Douglas A. McIntyre is the co-founder, chief executive officer and editor in chief of 24/7 Wall St. and 24/7 Tempo. He has held these jobs since 2006.

McIntyre has written thousands of articles for 24/7 Wall St. He is an expert on corporate finance, the automotive industry, media companies and international finance. He has edited articles on national demographics, sports, personal income and travel.

His work has been quoted or mentioned in The New York Times, The Wall Street Journal, Los Angeles Times, The Washington Post, NBC News, Time, The New Yorker, HuffPost USA Today, Business Insider, Yahoo, AOL, MarketWatch, The Atlantic, Bloomberg, New York Post, Chicago Tribune, Forbes, The Guardian and many other major publications. McIntyre has been a guest on CNBC, the BBC and television and radio stations across the country.

A magna cum laude graduate of Harvard College, McIntyre also was president of The Harvard Advocate. Founded in 1866, the Advocate is the oldest college publication in the United States.

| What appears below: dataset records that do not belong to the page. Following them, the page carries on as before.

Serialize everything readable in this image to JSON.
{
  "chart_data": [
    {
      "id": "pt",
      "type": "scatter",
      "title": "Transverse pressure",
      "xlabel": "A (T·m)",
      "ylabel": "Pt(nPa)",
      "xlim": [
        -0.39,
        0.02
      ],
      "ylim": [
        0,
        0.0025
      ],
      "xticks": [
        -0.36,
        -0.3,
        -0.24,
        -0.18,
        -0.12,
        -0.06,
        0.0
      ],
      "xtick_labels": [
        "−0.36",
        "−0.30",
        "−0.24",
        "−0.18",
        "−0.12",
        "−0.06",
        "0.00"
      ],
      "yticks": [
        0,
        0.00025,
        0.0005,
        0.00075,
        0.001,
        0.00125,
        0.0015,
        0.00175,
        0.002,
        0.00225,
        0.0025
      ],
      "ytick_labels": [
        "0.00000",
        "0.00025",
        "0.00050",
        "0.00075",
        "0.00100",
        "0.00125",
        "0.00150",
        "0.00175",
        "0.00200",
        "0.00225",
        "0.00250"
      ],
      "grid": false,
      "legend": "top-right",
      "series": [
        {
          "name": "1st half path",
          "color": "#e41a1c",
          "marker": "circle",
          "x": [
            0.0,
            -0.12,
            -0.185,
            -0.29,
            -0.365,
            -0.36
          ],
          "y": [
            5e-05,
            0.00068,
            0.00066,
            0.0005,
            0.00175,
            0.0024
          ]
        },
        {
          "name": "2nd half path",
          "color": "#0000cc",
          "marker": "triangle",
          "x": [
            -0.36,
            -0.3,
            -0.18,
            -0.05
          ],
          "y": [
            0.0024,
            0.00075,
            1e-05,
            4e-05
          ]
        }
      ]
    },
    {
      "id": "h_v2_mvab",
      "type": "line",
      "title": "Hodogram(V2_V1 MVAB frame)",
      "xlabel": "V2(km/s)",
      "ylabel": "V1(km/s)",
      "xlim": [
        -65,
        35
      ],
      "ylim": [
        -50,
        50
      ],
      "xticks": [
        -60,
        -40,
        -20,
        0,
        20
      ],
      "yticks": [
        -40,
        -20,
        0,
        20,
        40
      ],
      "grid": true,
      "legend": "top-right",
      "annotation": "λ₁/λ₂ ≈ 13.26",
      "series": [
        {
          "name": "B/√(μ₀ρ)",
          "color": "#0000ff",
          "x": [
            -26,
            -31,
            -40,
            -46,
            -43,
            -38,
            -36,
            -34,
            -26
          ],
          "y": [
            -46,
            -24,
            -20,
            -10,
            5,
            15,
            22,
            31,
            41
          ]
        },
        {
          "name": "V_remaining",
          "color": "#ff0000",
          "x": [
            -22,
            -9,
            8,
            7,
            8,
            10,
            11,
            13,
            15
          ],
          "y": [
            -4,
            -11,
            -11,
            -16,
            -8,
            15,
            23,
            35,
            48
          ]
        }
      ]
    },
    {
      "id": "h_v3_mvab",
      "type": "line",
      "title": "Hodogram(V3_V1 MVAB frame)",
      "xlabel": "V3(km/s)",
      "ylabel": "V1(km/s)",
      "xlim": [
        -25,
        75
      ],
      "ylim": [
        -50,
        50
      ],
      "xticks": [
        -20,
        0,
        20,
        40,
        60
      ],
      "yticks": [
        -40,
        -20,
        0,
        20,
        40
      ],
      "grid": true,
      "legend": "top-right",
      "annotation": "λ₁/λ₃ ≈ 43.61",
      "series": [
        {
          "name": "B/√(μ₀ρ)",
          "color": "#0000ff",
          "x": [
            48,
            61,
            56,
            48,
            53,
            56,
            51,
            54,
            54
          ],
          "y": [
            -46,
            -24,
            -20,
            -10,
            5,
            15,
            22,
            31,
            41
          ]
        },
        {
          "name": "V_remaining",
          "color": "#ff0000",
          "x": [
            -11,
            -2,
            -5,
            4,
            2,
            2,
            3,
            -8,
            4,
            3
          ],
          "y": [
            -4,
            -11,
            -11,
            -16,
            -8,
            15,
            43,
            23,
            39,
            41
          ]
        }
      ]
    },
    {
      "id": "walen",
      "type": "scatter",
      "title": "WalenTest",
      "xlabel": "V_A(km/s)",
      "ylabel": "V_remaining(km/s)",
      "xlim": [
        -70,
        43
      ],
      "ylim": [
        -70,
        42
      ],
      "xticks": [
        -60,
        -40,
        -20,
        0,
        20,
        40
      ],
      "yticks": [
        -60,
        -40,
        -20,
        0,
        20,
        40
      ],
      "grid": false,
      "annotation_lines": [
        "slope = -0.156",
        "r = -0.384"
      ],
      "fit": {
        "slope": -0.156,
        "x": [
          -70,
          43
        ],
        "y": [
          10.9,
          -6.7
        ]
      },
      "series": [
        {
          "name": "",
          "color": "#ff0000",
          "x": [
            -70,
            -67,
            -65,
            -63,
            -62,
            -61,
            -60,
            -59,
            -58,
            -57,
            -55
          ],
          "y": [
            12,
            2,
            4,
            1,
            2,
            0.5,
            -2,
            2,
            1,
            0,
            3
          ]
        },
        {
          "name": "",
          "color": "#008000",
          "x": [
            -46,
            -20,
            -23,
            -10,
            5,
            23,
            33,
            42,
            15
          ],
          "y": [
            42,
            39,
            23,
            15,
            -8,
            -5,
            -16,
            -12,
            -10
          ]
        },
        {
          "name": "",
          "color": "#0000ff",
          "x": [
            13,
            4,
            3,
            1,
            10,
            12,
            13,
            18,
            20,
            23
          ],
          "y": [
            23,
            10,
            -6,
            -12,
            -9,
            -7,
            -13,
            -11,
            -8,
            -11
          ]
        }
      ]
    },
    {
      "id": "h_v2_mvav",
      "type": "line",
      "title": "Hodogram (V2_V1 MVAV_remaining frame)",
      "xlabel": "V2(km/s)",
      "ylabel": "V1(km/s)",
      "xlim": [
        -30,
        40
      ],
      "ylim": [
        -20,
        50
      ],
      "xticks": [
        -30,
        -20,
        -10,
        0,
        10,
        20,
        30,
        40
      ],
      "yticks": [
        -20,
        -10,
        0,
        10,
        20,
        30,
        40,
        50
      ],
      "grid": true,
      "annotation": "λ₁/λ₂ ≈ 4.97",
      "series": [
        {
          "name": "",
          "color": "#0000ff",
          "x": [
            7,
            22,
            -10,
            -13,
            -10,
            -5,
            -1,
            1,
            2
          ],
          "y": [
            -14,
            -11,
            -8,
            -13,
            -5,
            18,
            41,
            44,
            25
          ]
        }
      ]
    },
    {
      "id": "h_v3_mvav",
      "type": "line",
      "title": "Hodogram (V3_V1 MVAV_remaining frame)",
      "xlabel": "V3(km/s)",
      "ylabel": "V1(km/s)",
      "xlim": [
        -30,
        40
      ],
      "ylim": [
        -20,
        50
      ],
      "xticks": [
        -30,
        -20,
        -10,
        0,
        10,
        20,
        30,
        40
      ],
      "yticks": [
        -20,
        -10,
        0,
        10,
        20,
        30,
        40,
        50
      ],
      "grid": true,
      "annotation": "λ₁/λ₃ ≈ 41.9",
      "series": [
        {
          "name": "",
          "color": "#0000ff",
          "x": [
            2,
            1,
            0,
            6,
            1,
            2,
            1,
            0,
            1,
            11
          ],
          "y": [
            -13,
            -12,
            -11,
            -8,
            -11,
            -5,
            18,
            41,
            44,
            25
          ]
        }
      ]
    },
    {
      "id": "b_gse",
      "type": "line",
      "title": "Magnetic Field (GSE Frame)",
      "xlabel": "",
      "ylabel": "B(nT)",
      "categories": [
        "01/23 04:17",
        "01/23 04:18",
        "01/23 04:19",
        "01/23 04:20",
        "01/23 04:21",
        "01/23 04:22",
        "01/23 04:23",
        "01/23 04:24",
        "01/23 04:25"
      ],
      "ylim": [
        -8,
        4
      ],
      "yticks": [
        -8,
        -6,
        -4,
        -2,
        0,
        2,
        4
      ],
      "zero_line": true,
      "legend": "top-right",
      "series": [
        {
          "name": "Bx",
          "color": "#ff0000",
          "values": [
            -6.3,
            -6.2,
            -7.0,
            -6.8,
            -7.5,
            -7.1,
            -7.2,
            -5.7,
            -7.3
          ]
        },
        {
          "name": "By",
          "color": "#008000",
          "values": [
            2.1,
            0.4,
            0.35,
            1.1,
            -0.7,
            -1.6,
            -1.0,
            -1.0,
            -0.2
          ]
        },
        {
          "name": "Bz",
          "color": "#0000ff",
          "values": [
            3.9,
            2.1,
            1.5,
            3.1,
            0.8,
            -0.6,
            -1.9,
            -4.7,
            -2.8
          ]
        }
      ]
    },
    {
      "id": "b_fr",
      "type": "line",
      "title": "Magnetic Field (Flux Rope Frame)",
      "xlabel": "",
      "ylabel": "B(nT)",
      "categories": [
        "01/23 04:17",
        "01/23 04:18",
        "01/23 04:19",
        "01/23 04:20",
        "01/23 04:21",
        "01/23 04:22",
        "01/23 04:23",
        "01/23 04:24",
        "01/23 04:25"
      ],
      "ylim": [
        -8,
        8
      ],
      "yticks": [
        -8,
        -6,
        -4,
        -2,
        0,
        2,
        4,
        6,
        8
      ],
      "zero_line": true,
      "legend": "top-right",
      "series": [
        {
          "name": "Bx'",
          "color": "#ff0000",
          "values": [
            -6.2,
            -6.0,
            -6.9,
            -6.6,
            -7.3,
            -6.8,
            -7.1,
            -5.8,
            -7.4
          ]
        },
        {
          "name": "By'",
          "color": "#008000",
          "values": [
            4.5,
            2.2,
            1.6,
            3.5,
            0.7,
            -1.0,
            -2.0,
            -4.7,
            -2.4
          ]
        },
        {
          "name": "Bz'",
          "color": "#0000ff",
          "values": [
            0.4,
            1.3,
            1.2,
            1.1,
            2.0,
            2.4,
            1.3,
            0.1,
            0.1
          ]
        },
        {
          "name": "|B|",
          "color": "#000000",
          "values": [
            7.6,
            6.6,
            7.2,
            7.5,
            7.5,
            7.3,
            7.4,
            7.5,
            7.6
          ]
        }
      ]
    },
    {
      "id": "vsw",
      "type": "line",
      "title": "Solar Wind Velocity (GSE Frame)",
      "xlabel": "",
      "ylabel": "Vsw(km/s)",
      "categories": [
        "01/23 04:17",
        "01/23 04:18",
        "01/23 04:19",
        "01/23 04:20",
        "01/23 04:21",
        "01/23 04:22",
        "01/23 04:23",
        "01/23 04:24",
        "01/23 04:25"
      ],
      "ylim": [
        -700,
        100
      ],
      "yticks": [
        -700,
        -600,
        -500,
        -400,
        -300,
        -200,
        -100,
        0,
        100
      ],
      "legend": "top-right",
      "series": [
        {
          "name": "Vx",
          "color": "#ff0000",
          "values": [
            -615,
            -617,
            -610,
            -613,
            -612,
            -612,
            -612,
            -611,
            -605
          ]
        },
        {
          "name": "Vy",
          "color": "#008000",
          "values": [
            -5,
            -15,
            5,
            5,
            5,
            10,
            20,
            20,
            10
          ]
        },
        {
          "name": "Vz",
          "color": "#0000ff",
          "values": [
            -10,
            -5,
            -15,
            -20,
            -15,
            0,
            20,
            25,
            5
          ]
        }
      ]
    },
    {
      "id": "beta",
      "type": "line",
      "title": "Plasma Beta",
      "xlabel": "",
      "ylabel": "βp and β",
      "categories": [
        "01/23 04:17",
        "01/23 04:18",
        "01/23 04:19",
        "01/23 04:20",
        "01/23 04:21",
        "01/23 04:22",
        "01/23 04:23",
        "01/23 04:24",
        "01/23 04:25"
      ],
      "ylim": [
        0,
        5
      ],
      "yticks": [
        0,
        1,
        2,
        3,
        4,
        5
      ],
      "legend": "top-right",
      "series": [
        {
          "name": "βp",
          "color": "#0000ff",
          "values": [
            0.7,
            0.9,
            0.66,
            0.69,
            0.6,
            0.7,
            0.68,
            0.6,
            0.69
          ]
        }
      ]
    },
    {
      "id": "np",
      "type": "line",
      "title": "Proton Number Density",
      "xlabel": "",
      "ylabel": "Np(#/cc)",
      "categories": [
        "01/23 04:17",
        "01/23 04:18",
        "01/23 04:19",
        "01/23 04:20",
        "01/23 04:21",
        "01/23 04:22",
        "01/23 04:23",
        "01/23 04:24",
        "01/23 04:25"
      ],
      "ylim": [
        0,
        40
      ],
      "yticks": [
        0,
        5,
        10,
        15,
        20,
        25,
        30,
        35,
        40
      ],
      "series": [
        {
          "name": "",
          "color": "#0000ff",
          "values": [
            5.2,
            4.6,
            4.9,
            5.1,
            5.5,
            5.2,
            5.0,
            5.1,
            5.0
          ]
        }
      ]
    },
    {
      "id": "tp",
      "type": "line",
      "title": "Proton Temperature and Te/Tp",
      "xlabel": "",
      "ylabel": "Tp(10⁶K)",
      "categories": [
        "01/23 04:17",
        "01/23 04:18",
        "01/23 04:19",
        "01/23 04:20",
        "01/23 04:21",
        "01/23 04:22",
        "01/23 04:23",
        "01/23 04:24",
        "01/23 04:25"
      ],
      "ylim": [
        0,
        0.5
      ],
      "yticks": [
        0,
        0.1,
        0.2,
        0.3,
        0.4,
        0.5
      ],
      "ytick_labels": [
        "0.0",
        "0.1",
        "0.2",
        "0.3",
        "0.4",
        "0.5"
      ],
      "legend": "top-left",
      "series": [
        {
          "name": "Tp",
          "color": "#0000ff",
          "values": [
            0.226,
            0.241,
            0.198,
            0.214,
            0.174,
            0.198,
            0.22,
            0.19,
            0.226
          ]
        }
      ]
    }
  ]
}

TheStreet.com, Comps.com and Edgar Online are some of the public companies for which McIntyre served on the board of directors. He was a Vicinity Corporation board member when the company was sold to Microsoft in 2002. He served on the audit committees of some of these companies.

McIntyre has been the CEO of FutureSource, a provider of trading terminals and news to commodities and futures traders. He was president of Switchboard, the online phone directory company. He served as chairman and CEO of On2 Technologies, the video compression company that provided video compression software for Adobe’s Flash. Google bought On2 in 2009.